Caçador de morte (The driver, EUA, 1978), de Walter Hill. Com Ryan O”Neal, Bruce Dern e Isabelle Adjani. 

Between two dawns

Between two dawns, primeiro filme de Selman Nacar, parte de um acidente rotineiro e trágico: um trabalhador é gravemente ferido ao tentar consertar uma máquina na tecelagem onde trabalha, um negócio administrado pelos irmãos Kadir e Serpil. 

Kadir, o irmão mais jovem, assume a tarefa de dar assistência ao ferido no hospital. Quando conhece a esposa do trabalhador, começa um forte dilema moral, o conflito entre os interesses da família e seus valores pessoais. A narrativa acontece em apenas dois dias, filmada nos ambientes urbanos, centrada na jornada de Kadir e em sua inerente transformação. A realista e cotidiana jornada do herói que pode acontecer com cada um de nós, basta um incidente ao sairmos de casa. 
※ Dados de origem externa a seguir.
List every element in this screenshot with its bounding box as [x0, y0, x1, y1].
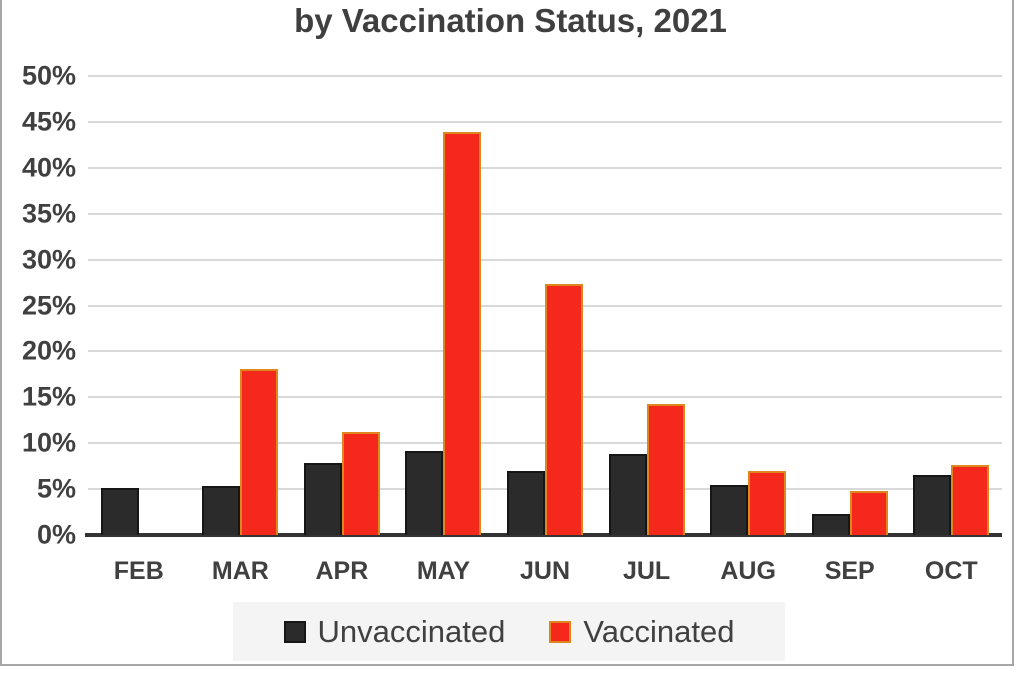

Between two dawns (Iki Safak Arasinda, Turquia, 2021), de Selman Nacar. Com Mucahit Kocak (Kadir), Nezaket Erden (Serpil), Unal Silver (İbrahim), Bedir Bedir (Halil), Burcu Gölgedar (Esma), Erdem Şenocak (Yasin).

Anjos rebeldes

As adolescente Mary e Rachel se conhecem em um trem repleto de jovens a caminho de um colégio interno administrado por freiras. A amizade começa e segue no colégio marcada por atos rebeldes, principalmente contra a Madre Superiora, pois enxergam nela a mentora das rígidas convenções que cercam as internas. 

A comédia de Ida Lupino traz um tema caro ao cinema: o rito de passagem da adolescência para a vida adulta. A bela amizade entre Mary e Rachel vai se confrontar com as escolhas inerentes ao amadurecimento, ao descobrimento de sentimentos ocultos, que se afloram em gestos simples, como se doar ao outro. Rosalind Russell cativa e comove como a rígida Madre Superiora que enternece a todos à medida que revela sua face doce e amorosa.

Anjos rebeldes (The trouble with angels, EUA, 1966), de Ida Lupino. Com Rosalind Russell (Madre Superiora), Hayley Mills (Mary) , June Harding (Rachel).